Reevaluating Galaviz v. Berg: An Analysis of Forum-Selection Provisions in Unilaterally Adopted Corporate Bylaws as Requirements Contracts

Reevaluating Galaviz v. Berg: An Analysis of Forum-Selection Provisions in Unilaterally Adopted Corporate Bylaws as Requirements Contracts

In the wake of a passing comment and footnote in
In re Revlon, Inc. Shareholders Litigation, Delaware practitioners have grappled with the enforceability of
forum‐selection provisions adopted in corporate charters and bylaws.

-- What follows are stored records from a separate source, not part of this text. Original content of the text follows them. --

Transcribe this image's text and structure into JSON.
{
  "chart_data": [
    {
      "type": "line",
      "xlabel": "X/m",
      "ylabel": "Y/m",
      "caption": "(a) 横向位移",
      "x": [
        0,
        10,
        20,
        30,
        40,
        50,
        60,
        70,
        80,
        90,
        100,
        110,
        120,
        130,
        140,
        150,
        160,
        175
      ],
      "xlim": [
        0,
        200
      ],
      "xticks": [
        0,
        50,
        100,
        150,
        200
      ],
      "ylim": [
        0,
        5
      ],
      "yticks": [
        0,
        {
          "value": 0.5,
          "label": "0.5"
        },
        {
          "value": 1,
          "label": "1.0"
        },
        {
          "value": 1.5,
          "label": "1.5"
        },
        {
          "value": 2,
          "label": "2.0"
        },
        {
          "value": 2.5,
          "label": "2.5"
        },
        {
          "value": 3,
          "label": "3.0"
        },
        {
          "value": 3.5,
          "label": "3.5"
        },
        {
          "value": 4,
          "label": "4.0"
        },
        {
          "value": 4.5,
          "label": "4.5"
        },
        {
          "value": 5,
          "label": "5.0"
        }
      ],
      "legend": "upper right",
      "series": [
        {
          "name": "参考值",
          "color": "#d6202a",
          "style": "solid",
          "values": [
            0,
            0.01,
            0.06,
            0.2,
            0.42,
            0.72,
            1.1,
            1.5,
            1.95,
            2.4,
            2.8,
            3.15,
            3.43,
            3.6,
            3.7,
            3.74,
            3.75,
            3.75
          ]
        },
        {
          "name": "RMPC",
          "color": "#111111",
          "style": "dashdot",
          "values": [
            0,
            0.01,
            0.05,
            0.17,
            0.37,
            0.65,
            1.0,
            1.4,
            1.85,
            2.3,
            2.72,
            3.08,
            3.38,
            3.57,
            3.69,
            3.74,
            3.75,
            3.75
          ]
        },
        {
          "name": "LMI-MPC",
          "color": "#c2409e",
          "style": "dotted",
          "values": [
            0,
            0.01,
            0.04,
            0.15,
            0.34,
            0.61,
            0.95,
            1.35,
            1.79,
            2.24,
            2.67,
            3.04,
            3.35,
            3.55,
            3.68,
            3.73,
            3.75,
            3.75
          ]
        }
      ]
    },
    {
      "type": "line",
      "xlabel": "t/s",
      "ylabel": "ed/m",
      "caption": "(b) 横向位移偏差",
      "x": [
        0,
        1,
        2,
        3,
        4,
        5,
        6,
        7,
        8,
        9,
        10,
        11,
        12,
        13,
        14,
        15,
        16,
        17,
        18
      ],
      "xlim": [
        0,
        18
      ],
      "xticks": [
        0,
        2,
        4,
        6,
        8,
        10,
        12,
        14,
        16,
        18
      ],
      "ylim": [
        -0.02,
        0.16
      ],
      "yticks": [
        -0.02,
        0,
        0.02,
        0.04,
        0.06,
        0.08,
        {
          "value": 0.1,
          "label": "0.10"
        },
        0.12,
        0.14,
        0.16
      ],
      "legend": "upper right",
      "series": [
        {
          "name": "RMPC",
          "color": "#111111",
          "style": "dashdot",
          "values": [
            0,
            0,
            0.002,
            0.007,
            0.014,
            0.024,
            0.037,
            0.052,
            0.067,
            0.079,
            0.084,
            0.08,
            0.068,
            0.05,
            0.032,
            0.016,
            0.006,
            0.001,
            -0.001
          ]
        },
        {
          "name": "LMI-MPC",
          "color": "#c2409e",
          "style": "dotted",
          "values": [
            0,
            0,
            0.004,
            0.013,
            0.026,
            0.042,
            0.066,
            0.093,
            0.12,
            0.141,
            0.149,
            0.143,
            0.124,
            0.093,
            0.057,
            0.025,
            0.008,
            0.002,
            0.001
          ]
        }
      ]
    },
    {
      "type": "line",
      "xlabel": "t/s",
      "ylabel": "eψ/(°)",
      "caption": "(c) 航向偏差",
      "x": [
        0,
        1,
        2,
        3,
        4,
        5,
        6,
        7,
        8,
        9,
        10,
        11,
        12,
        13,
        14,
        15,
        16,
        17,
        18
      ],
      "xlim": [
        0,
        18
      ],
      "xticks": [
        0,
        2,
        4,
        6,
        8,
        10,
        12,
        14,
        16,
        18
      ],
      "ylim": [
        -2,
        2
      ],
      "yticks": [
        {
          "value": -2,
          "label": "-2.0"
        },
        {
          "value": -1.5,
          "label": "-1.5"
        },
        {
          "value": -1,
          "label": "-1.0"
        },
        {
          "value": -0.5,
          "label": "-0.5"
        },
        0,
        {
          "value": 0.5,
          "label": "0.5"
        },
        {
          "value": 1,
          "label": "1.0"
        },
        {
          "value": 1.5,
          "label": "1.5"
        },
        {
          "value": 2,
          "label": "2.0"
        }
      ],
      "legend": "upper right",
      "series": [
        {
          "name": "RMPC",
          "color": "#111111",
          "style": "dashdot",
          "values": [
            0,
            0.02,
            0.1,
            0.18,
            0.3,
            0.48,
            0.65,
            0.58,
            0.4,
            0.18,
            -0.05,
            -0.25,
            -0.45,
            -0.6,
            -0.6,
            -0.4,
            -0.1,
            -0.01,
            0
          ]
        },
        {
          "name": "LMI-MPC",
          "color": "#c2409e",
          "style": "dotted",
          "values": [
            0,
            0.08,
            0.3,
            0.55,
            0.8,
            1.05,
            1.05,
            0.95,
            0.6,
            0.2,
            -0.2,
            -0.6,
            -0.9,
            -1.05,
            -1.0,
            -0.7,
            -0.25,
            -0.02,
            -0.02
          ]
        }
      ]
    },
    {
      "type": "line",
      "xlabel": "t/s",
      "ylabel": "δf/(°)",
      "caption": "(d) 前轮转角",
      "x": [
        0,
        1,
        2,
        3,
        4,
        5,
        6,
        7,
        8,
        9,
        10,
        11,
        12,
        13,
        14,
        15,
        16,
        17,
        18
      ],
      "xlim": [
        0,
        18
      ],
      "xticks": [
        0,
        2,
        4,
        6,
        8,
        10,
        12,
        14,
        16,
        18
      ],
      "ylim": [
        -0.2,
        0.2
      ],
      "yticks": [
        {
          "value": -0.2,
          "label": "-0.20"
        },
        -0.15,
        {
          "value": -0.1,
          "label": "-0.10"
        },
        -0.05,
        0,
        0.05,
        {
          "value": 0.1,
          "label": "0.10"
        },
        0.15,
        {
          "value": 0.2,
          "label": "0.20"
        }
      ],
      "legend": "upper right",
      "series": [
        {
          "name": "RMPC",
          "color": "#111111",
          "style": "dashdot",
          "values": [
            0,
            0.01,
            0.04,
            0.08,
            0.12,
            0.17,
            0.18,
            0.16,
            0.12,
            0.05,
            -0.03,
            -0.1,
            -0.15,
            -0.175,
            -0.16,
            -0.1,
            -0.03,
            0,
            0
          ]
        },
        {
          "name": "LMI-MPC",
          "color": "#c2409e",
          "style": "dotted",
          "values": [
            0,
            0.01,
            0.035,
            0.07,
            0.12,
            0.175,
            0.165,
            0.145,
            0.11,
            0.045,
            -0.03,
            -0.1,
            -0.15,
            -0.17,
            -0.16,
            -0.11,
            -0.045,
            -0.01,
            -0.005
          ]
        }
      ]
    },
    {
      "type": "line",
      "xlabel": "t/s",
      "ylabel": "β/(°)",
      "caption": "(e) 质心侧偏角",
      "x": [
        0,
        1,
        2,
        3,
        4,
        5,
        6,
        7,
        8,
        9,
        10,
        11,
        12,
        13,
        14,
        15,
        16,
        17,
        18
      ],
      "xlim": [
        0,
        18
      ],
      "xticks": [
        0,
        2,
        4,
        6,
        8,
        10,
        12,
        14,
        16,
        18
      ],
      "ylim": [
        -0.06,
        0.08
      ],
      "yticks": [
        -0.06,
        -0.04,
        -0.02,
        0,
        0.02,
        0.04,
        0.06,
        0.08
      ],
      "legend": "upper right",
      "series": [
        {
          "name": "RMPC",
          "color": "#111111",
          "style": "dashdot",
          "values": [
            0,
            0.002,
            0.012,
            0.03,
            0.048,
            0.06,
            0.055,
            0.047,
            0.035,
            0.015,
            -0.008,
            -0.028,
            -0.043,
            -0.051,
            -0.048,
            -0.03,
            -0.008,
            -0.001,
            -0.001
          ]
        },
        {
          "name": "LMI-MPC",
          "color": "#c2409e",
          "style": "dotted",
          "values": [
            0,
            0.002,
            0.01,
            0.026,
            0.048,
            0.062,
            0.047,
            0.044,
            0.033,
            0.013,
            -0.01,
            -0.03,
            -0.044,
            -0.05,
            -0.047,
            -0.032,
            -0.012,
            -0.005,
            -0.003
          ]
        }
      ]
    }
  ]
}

After the Delaware Chancery Court decided In re Revlon in 2010, most practitioners concluded that such a
provision would be enforceable under Delaware corporate law. However in 2011, in Galaviz v. Berg—a case of first impression—
the Northern District of California rejected the contention in In re Revlon that forum‐selection provisions adopted by Delaware
corporations should be contractually enforceable. The court in Galaviz instead held that a forum‐selection provision contained in a bylaw
unilaterally adopted by a board of directors was not binding on shareholders under federal procedural law governing forum‐selection provisions.
Still, given the uncertainty regarding the enforceability of forum‐selection provisions in other jurisdictions, many practitioners continue
to advise companies to adopt these provisions “just in case.”